“You have got to work on Mom’s garage this week,” Hal’s sister, Beth, said with a hint of reprimand. “Have you looked in there lately?”
“I can’t look,” Hal said, chewing on a hangnail on his thumb. “It’s too scary. She saves everything. I don’t think she’s ever been familiar with a garbage can in her life.”
“Just do it,” Beth insisted. “It’s your week to take care of her and I need you to do more than just mow the lawn and go grocery shopping … speaking of which, you better take a look through the fridge and the kitchen cabinets, too. Check for expiration dates. You know how she is about that.”
Long before the insidious tentacles of Alzheimer’s disease reached out to Hal and Beth’s mother, the woman had displayed an odd assortment of psychological tics. For one thing, she was a classic hoarder. Doctor Kane told Hal that this was a symptom of obsessive-compulsive disorder and should probably be kept in check as her already unbalanced mind slipped further into dementia.
Swallowing the fear of being buried in an avalanche of junk, and an even greater fear of getting on his sister’s bad side, Hal accepted the task on a Thursday afternoon after his daily jog around the Hollywood Reservoir.
Stepping into the dark cave of the garage, Hal didn’t know what smelled worse: his perspiration-stained running outfit or the depository for mom’s moldy junk. It would not have surprised him if he found a dead body nestled behind the Bekins Movers boxes full of old yellow newspapers and junk mail and Home and Garden magazines from 1990, the year Pop died, that she simply could not toss into the trash. And then there were the unopened boxes of crap that mom compulsively ordered late at night from QVC and the Home Shopping Network: kitchen gadgets, for instance, two waffle makers and a machine for producing homemade pasta. She had ceased cooking years ago and relied solely on microwaveable foods yet she continued to collect new kitchenware.
A complete collection of Benny Goodman CDs, still in their wrapping. A boxed set of John Wayne movies on VHS. Mounds of forgotten family photos intermingled in boxes stuffed full of ten-year old grocery coupons and dusty paperback romance novels that she never read. Calendars and Day Runners from a decade in the past. He found three boxes of old shoes.
And secrets. There were plenty of secrets to be found in those boxes in the garage, Hal discovered. Lately mom had been complaining that her eyes hurt. She claimed that she didn’t know why. Hal found the answer in a shoebox stuffed full of correspondence. A letter from her health care provider dated one year ago:
Dear Mrs. Callahan,
Our records indicate that you are diabetic and due for a dilated eye exam. Annual eye examinations are an important part of your diabetes care. Elevated blood sugar levels can cause damage to the retina over time, thus affecting your ability to see well. Significant vision-threatening diabetic retinopathy can be present even if you have no visual symptoms. If you have not had a diabetic eye examination over the last year …

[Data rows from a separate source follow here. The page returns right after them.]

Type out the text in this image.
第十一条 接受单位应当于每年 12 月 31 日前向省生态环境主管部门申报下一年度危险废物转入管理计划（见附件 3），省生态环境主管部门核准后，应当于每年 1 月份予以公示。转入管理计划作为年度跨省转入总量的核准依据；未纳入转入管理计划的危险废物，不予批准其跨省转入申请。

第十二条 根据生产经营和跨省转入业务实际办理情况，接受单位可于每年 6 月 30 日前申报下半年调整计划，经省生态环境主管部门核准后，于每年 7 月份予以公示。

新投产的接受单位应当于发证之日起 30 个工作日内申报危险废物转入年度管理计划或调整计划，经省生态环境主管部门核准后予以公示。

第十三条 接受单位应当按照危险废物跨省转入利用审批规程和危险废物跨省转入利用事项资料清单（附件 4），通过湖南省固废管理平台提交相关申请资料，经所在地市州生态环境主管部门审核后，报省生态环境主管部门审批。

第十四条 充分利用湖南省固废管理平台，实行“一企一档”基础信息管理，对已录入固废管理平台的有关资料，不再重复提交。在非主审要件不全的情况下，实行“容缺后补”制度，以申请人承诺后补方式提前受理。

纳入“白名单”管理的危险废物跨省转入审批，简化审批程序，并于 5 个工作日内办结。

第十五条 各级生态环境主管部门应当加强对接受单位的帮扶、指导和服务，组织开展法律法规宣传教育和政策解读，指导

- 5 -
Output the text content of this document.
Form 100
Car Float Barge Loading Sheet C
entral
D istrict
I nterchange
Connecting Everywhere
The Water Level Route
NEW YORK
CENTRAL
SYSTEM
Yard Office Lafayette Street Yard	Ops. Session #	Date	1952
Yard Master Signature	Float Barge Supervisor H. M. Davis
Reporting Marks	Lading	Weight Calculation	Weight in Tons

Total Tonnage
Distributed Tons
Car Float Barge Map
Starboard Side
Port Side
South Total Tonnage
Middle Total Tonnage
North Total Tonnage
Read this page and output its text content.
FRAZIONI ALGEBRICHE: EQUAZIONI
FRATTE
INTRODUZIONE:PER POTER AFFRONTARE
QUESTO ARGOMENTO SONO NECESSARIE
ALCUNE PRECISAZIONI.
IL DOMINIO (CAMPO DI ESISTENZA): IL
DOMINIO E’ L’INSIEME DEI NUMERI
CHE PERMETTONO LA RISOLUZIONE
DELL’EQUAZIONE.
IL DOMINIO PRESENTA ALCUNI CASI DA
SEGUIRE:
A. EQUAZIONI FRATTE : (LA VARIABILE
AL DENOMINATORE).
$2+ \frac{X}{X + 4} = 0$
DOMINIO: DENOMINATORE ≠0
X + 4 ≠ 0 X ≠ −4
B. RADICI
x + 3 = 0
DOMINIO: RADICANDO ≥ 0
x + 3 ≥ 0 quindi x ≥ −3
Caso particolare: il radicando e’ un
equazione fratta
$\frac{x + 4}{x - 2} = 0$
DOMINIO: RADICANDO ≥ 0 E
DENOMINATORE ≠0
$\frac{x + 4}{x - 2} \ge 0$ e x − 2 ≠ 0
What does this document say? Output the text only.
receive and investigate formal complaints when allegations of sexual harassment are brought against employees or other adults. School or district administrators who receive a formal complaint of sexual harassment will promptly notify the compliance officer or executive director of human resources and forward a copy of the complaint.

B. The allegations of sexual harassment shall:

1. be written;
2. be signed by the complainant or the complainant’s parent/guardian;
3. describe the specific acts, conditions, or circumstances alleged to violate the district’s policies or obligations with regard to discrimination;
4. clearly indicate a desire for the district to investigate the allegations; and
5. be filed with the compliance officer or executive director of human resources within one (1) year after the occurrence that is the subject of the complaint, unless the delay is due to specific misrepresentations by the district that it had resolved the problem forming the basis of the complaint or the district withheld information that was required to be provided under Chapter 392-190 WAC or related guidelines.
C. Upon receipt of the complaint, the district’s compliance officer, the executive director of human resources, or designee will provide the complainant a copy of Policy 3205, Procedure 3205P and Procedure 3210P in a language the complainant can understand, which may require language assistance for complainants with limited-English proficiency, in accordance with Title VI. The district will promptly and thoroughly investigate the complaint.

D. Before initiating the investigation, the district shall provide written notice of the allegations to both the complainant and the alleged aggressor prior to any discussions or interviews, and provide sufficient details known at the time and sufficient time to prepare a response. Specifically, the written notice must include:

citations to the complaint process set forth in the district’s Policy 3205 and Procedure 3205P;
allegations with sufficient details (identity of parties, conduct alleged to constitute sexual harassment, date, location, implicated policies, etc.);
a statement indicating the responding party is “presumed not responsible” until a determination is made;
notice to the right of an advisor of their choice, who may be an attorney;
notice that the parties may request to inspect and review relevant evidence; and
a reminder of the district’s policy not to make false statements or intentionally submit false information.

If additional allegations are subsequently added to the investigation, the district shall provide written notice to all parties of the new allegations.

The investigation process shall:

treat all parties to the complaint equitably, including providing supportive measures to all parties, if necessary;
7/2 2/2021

Hal folded the letter and stuffed it into his hip pocket. He would have to share this information with Beth. He continued rummaging through the shoebox. Unpaid bills. Collection notices. Some kind of business correspondence from The Happy Time Popcorn Company in Sioux City, Iowa. Hal sat down on a rickety lawn chair to read the letter.
Dear Mrs. Callahan,
Thank you for your telephone call regarding the problem you experienced with two cartons of HAPPY TIME Blast O Butter Ultimate Theatre Style Butter Microwave Popcorn you purchased at Von’s on Santa Monica Boulevard in Los Angeles. We are sorry to learn the corn did not pop properly and apologize for the inconvenience this caused you.
The production code #4225-A7 indicates the product was packed in August 2004 so this corn is over two years old. Normal shelf life for microwave cartons is approximately 12-18 months, and it is possible the corn has dried down below the proper moisture level for popping. You will want to check the code date on your future purchases of HAPPY TIME to make sure you are purchasing fresh corn. The first number in the code indicates the year, and the last three numbers indicate the day of the year the product was packed.
We value your patronage and greatly appreciate you bringing this to our attention and giving us the opportunity to respond. If you have any further problems, please let us hear from you.
Suzanne McClarty, the Vice President of Consumer Affairs, had signed the letter and enclosed coupons for two free cartons of Happy Time Popcorn.
Hal sighed, pocketed the letter, and continued pawing through the shoebox.